As Nanjiani sees it, if Hollywood audiences know anything about Bollywood, they probably know, first and foremost, that it’s a major film production centre, and second, that the movies themselves feature a lot of lavish dance numbers. “Our duty then becomes,” he explains, “to portray the thing that people know in a way that is very, very authentic, and in the way that most Americans don’t know.” He didn’t want to embrace the irony, or perception of arch, cartoonish melodrama. He didn’t want to do a Bollywood dance sequence in a way that was, as he puts it, “winky-winky.”
So the production hired 50 dancers, all of South Asian origin, who were familiar with the form. And they mounted a big-ticket Bollywood dance sequence. It was another rare opportunity: not only to explore the far-off reaches of the Marvel Comics back catalogue but to acquaint modern blockbuster audiences with cinematic styles they may only be aware of in broadly caricatured or stereotyped form. “Let’s portray the joy, the excitement, the passion,” he says. “This should be like a badass, awesome secret. We want this to really feel like an actual Bollywood movie set. So it was tremendously important that we get that stuff right.”

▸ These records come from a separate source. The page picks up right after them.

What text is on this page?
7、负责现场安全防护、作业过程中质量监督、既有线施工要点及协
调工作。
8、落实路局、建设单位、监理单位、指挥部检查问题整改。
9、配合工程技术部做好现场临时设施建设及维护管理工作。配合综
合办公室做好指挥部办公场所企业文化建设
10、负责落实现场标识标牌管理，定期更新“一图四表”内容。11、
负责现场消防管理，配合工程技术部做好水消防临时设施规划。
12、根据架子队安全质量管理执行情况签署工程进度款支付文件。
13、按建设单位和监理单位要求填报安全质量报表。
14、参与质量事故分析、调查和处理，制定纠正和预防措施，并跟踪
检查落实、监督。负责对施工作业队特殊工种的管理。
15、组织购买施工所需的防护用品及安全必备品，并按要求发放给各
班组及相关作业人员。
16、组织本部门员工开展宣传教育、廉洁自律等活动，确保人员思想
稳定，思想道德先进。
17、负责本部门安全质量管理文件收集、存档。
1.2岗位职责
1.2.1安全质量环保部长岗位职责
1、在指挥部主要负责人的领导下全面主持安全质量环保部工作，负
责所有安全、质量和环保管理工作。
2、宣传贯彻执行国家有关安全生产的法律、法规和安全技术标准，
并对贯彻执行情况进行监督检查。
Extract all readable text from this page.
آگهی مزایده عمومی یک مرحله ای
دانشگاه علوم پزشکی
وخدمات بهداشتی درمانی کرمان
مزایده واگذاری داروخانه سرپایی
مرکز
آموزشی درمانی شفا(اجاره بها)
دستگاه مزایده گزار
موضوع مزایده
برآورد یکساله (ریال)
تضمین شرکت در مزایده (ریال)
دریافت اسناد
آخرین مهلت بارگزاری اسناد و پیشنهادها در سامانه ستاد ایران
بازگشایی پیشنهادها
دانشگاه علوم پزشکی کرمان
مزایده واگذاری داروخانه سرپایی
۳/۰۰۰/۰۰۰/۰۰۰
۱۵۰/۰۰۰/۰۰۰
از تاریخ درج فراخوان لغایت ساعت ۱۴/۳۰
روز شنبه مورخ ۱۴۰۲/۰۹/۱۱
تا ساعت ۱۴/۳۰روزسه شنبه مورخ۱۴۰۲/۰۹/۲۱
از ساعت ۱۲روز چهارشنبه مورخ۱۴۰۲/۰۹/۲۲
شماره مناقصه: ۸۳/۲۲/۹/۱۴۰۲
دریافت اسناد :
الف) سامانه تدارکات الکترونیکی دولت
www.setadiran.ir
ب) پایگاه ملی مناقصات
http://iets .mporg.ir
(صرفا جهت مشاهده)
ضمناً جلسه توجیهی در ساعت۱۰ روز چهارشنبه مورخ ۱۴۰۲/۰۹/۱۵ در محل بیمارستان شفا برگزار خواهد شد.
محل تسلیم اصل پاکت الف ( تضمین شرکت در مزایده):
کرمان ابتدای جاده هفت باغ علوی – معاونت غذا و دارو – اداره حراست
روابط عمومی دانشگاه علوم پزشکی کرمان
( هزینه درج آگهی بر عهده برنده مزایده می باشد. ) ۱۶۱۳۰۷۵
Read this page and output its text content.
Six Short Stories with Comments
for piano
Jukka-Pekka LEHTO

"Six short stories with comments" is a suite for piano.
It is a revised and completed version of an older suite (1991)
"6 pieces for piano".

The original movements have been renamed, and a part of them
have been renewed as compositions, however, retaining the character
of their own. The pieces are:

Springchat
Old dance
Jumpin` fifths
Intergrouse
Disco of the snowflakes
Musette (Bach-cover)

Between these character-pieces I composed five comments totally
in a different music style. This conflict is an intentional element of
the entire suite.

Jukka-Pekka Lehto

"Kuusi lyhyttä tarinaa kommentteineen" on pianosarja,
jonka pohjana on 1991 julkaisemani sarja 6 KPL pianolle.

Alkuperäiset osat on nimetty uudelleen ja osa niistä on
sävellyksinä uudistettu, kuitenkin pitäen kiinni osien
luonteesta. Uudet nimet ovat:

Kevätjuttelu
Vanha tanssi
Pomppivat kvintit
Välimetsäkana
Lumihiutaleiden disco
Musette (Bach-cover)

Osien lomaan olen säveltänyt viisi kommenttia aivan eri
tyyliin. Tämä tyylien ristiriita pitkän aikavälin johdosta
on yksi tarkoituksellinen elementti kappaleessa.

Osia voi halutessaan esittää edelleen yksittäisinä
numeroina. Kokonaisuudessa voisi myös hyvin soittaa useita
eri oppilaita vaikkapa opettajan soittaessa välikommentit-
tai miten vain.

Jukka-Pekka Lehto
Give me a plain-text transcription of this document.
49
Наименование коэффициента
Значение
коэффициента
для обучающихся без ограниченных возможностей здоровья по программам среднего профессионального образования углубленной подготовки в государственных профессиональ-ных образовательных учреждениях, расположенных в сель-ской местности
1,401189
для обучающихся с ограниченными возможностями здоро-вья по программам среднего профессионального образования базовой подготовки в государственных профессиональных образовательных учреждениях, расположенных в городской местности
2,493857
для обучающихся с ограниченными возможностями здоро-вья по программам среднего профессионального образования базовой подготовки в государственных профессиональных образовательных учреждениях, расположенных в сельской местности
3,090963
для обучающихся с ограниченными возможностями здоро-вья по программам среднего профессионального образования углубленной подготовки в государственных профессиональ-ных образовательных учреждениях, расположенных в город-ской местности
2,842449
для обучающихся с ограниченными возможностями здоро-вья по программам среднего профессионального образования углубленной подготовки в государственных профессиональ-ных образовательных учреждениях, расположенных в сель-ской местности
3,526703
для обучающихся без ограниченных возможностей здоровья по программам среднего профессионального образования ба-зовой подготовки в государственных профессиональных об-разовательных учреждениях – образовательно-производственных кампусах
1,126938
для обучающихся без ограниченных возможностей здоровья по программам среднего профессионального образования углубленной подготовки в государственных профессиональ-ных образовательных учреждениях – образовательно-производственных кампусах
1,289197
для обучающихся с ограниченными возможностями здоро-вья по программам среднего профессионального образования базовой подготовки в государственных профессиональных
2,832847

It’s stories like this that may help ease any lingering worries that Nanjiani has absconded from the dingy basements and Games Workshop backrooms of comic book culture to mix in the gym lockers and frat houses with the beefy, square-jawed jocks. Even when he’s shredding himself into the best shape of his life to play an ancient, genetically altered guardian of the galaxy who can blast laser beams from the tips of his fingers, he still manages to mount a rococo, Bollywood-inspired dance sequence. More than a turncoat in the pop culture wars, he may well manage to ease tensions between the betas and the alphas — an ancient enmity that, like the battles between Marvel’s various races of superhu- mans, is seemingly eternal.
For all the hype around his new movie (and his new body), Kumail Nanjiani is still the same guy. He remains — proudly, and even a bit defiantly — an indoor kid.